The initiative, pegged an “informational visitor’s program”, follows on the heels of a January visit by US Special Adviser for Children’s Issues Susan Jacobs to Cambodia, a State Department official told the Post.
“The program would afford them the opportunity to learn about US child welfare, adoption and case management best practices while fostering enhanced Cambodian interagency coordination and cooperation on adoption,” the State Department official said, adding that US officials were hopeful the program would begin in the first half of this year.
US embassy spokesman Sean McIntosh confirmed yesterday that the program was in “the early planning stages”.
Reung Rithiroth, chief of adoption administration at the Ministry of Social Affairs, said yesterday that while an official invitation has yet to be received, the program is expected to take flight in late April.
“She [Ambassador Jacobs] promised to take Cambodian officials to train in the US, probably from about five government ministries, with one or two officials from each ministry,” Rithiroth said yesterday, adding that a public seminar would take place on February 26 and provide an update detailing the Kingdom’s progress towards resuming adoptions.
While the freeze on adoptions – put in place in 2009 with the passage of the Inter-Country Adoption Law – was lifted in January, the country has yet to begin accepting or processing applications for adoptions.
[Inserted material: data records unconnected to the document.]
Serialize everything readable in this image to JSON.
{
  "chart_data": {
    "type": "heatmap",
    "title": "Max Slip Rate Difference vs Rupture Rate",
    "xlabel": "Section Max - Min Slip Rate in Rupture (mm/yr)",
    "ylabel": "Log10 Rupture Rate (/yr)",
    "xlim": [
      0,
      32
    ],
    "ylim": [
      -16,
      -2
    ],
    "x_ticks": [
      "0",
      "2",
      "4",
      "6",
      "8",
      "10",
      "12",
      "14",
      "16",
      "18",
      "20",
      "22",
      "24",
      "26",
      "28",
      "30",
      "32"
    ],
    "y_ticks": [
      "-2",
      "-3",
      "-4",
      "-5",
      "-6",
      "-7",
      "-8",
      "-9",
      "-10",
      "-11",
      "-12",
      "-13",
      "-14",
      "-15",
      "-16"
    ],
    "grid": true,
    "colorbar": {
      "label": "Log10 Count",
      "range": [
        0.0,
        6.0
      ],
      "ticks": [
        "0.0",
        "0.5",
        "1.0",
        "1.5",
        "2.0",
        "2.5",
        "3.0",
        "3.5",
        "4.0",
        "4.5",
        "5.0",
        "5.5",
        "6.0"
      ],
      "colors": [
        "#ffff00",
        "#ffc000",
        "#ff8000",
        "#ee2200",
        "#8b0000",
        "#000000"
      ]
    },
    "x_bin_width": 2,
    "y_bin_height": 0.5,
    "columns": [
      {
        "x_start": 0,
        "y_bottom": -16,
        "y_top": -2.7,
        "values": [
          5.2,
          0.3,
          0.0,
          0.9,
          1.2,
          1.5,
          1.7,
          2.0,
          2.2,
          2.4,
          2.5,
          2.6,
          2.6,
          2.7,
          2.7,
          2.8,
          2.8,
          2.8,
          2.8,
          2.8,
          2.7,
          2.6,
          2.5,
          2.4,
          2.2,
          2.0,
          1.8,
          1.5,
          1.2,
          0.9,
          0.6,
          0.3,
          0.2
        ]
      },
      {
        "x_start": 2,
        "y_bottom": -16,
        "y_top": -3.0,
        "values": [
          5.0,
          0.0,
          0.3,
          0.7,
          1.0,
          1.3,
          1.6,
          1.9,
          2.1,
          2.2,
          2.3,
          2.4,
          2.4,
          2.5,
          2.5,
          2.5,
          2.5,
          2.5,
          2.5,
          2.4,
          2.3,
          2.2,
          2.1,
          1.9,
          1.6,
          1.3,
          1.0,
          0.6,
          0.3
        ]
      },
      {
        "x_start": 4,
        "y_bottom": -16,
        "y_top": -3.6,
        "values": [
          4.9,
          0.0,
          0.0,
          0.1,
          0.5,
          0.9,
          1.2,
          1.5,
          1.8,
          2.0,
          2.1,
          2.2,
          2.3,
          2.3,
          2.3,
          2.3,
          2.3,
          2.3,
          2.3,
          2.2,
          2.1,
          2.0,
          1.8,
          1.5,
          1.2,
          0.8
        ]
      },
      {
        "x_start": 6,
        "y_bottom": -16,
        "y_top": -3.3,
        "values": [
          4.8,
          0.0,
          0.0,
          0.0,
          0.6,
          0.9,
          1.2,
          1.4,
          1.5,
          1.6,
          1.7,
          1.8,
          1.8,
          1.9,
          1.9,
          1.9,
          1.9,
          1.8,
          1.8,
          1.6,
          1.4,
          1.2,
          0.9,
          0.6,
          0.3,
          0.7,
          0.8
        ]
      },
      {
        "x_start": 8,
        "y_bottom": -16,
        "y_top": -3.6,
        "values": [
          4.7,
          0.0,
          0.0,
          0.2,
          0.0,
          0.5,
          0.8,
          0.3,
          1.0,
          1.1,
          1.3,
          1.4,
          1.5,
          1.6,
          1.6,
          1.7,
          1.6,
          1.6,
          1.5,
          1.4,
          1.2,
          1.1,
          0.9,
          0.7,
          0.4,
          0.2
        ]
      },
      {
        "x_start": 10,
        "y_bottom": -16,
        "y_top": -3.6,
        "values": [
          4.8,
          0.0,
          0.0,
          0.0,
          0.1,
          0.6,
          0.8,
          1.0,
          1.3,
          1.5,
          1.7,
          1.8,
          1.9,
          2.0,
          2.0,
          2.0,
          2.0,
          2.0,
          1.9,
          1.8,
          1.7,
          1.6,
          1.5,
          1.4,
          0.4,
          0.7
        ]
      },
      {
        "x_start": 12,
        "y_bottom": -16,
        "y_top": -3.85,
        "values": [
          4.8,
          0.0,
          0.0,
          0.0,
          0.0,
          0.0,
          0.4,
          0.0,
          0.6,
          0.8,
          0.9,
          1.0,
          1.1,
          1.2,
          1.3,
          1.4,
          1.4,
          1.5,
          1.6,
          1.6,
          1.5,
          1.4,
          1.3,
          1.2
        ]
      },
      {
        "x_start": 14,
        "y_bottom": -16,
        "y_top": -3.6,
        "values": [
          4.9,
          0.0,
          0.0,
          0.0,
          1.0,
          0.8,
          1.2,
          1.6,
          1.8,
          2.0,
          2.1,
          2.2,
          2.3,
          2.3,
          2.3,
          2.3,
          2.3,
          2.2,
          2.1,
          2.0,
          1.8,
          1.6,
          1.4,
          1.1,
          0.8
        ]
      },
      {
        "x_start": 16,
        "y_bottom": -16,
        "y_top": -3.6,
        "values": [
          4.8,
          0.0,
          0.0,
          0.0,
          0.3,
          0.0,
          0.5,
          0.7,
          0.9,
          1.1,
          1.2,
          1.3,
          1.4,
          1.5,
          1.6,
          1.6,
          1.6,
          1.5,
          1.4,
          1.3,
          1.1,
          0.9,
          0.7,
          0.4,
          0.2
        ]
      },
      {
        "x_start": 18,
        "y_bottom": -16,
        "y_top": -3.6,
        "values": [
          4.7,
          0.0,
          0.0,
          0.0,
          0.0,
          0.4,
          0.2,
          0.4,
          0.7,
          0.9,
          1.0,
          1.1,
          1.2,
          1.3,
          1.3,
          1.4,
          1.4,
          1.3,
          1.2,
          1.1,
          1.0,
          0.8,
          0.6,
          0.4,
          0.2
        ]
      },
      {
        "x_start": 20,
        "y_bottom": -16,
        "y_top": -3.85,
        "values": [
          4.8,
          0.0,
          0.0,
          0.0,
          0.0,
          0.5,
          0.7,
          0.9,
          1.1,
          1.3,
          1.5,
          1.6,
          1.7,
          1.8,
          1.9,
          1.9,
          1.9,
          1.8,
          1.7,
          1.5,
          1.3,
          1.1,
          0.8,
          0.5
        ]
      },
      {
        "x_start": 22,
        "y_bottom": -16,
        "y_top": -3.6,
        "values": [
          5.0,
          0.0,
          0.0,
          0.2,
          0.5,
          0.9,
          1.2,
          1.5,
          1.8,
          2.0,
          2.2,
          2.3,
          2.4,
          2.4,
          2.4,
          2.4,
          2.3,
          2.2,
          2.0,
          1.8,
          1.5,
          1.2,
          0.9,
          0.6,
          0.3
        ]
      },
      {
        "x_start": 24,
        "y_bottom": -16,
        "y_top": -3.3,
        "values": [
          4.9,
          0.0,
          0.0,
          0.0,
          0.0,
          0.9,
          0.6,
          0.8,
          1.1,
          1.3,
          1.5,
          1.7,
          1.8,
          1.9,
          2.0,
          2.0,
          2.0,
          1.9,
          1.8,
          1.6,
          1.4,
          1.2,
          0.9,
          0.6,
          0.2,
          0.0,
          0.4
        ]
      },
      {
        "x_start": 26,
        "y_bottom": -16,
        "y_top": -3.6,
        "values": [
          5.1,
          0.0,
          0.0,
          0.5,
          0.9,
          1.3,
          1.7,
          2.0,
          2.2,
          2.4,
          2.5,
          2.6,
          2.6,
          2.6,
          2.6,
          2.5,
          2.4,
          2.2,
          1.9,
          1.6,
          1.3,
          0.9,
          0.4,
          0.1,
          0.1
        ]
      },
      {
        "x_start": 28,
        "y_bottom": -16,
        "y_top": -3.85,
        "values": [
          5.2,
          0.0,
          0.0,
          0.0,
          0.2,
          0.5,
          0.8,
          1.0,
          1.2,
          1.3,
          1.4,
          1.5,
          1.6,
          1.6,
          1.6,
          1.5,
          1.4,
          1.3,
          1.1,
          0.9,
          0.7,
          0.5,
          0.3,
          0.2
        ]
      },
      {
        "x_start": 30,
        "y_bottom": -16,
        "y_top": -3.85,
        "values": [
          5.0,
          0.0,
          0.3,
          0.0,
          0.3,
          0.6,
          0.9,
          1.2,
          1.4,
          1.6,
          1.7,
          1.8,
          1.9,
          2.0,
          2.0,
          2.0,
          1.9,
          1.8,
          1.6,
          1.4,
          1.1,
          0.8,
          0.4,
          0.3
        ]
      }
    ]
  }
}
In response to questions on the Kingdom’s timetable, national adoption officials said a new approach was being formulated.
“We anticipate that this progressive approach will look first to Cambodia’s state-run institutions and may possibly target children with special needs,” the State Department official said.
The US is among a group of countries that placed their own bans on the adoption of Cambodian children in 2001, citing the scant regulations in place.